In [3]:
df = pd.read_csv("../data/filtered_complaints_2.csv")

# Try 3 setups
configurations = [
    {"chunk_size": 300, "chunk_overlap": 50},
    {"chunk_size": 500, "chunk_overlap": 100},
    {"chunk_size": 700, "chunk_overlap": 150}
]

# Loop over each config and compare
for config in configurations:
    size = config["chunk_size"]
    overlap = config["chunk_overlap"]
    
    print(f"\n🔍 Testing chunk_size={size}, chunk_overlap={overlap}")
    chunked_df = chunk_complaints(df, size, overlap)
    
    print(f"Total chunks: {len(chunked_df)}")
    print(f"Average chunk length: {chunked_df['text_chunk'].apply(len).mean():.2f} characters")
    
    # Save each version for inspection
    filename = f"../data/chunked_complaints_{size}_{overlap}.csv"
    chunked_df.to_csv(filename, index=False)
    print(f"✅ Saved to {filename}")



🔍 Testing chunk_size=300, chunk_overlap=50
Total chunks: 2143457
Average chunk length: 269.93 characters
✅ Saved to ../data/chunked_complaints_300_50.csv

🔍 Testing chunk_size=500, chunk_overlap=100
Total chunks: 1381982
Average chunk length: 426.99 characters
✅ Saved to ../data/chunked_complaints_500_100.csv

🔍 Testing chunk_size=700, chunk_overlap=150
Total chunks: 1034331
Average chunk length: 566.16 characters
✅ Saved to ../data/chunked_complaints_700_150.csv


In [1]:
# Step 1: Add src to sys.path so we can import
import sys
sys.path.append("../src")

# Step 2: Import your custom module
from chunking import run_chunking_experiments

# Step 3: Load your cleaned complaint data
import pandas as pd
df = pd.read_csv("../data/filtered_complaints_2.csv")

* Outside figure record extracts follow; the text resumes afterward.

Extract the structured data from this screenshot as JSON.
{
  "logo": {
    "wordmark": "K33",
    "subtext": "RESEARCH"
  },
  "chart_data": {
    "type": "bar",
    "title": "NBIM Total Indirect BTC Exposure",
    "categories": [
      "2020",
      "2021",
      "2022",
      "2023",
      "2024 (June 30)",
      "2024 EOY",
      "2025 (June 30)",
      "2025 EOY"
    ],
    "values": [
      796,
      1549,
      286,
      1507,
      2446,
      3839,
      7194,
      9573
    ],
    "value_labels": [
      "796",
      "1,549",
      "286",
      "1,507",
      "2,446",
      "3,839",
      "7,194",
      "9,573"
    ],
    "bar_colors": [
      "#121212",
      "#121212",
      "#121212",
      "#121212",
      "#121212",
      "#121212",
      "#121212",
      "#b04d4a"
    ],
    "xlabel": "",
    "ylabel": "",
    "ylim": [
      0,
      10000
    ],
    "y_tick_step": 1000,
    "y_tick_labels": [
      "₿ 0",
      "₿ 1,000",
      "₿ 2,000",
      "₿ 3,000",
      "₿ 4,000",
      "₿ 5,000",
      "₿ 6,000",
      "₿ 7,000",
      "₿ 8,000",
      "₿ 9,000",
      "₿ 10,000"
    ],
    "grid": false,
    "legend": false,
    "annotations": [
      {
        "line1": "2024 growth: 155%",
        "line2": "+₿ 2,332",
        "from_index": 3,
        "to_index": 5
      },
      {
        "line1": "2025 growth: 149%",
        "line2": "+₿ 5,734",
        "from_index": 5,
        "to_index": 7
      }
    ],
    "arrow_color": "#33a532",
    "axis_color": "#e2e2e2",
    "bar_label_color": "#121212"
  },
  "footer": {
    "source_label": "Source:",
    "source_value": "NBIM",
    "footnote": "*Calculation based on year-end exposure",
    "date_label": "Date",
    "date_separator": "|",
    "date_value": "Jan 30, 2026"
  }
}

# Step 4: Define configs and run
configurations = [
    {"chunk_size": 300, "chunk_overlap": 50},
    {"chunk_size": 500, "chunk_overlap": 100},
    {"chunk_size": 700, "chunk_overlap": 150}
]

run_chunking_experiments(df, configurations)



🔍 Testing chunk_size=300, chunk_overlap=50
Total chunks: 2143457
Average chunk length: 269.93 characters
✅ Saved to ../data/chunked_complaints_300_50.csv

🔍 Testing chunk_size=500, chunk_overlap=100
Total chunks: 1381982
Average chunk length: 426.99 characters
✅ Saved to ../data/chunked_complaints_500_100.csv

🔍 Testing chunk_size=700, chunk_overlap=150
Total chunks: 1034331
Average chunk length: 566.16 characters
✅ Saved to ../data/chunked_complaints_700_150.csv


### 🧪 Chunking Configuration Experiments

| Chunk Size | Overlap | Total Chunks | Avg Length (chars) |
|------------|---------|---------------|---------------------|
| **300**    | 50      | 2,143,457     | 269.93              |
| **500**    | 100     | 1,381,982     | 426.99              |
| **700**    | 150     | 1,034,331     | 566.16              |

---

### ✅ Final Selection

We selected:

- `chunk_size = 500`
- `chunk_overlap = 100`

This configuration strikes a **good balance** between:

- **Semantic coherence**
- **Retrieval performance**
- **Storage cost**

It retains enough context for meaningful retrieval while avoiding excessive fragmentation or memory usage during vector indexing.